Apalagi, lanjut Almas, DPR tidak punya mekanisme untuk melakukan seleksi dan memvalidasi calon penerima beasiswa PIP. Sehingga, besar sekali potensi kerentanan calon penerima adalah orang-orang yang tidak berhak menerima beasiswa PIP.
"Anggota DPR tidak punya tools untuk menyeleksi. Dia tidak punya tools untuk memverifikasi apakah memang nama-nama yang masuk ke list adalah orang yang berhak. Orang Kementerian saja yang meyalurkan itu bisa tidak tepat sasaran, apalagi kemudian anggota DPR tidak punya perangkat, tidak punya tools, tidak punya mekanisme untuk melakukan seleksi dan memverifikasi,” ucapnya.
Peneliti senior ICW itu mengusulkan agar pemerintah mengevaluasi dan membenahi program beasiswa PIP. Terutama yang terkait dengan potensi keterlibatan Anggota DPR dalam program PIP Aspirasi.
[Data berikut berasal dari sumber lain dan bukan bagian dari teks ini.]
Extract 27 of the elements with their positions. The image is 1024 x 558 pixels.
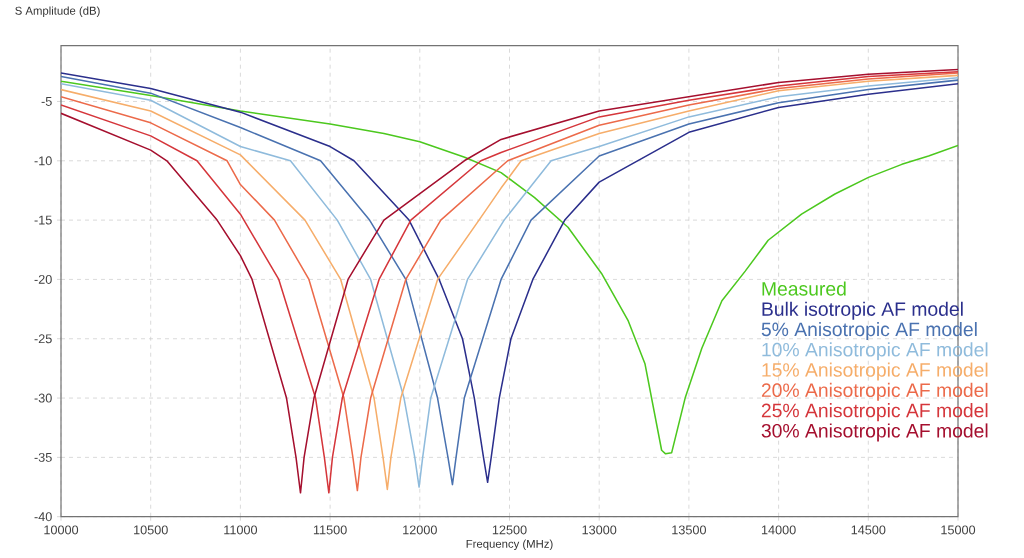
text: 30% Anisotropic AF model <box>761 423 988 442</box>
text: 25% Anisotropic AF model <box>761 403 988 422</box>
y-tick-label: -15 <box>34 215 52 225</box>
y-axis-title: S Amplitude (dB) <box>15 6 100 17</box>
y-tick-label: -35 <box>34 452 52 462</box>
x-tick-label: 13500 <box>672 525 707 535</box>
text: Bulk isotropic AF model <box>762 301 963 320</box>
x-tick-label: 12500 <box>492 525 527 535</box>
text: 20% Anisotropic AF model <box>761 382 988 401</box>
y-tick-label: -10 <box>34 156 52 166</box>
x-axis-title: Frequency (MHz) <box>466 539 553 551</box>
y-tick-label: -5 <box>41 97 52 106</box>
x-tick-label: 12000 <box>403 525 437 535</box>
y-tick-label: -30 <box>34 393 52 403</box>
x-tick-label: 11500 <box>313 525 347 535</box>
y-tick-label: -40 <box>34 512 52 522</box>
y-tick-label: -25 <box>34 334 52 344</box>
x-tick-label: 14500 <box>851 525 886 535</box>
text: 5% Anisotropic AF model <box>761 322 977 341</box>
x-tick-label: 15000 <box>941 525 976 535</box>
x-tick-label: 11000 <box>224 525 258 535</box>
x-tick-label: 10000 <box>44 525 79 535</box>
x-tick-label: 14000 <box>761 525 796 535</box>
y-tick-label: -20 <box>34 274 52 284</box>
x-tick-label: 13000 <box>582 525 617 535</box>
x-tick-label: 10500 <box>134 525 168 535</box>
series-label: Measured <box>762 281 846 296</box>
“Dari publikasi peta jalan pendidikan 2025-2045, salah satu action plan yang seharusnya dilakukan pemerintah adalah melihat kembali, mereview dan merevisi bagaimana skema pemberian bantuan itu. Apakah pemberian PIP itu efektif untuk untuk menurunkan angka putus sekolah atau enggak. Satu itu soal efektifitas, yang kedua soal mekanisme pemberian dan distribusinya begitu,” tegas dia.
Kasus penyelewengan dan politisasi beasiswa PIP di Polewali Mandar kini jadi perhatian publik, setelah sebelumnya dilaporkan Gerakan Mahasiswa Indonesia (GMI) dan LBH Pendidikan ke Komisi Pemberantasan Korupsi (KPK).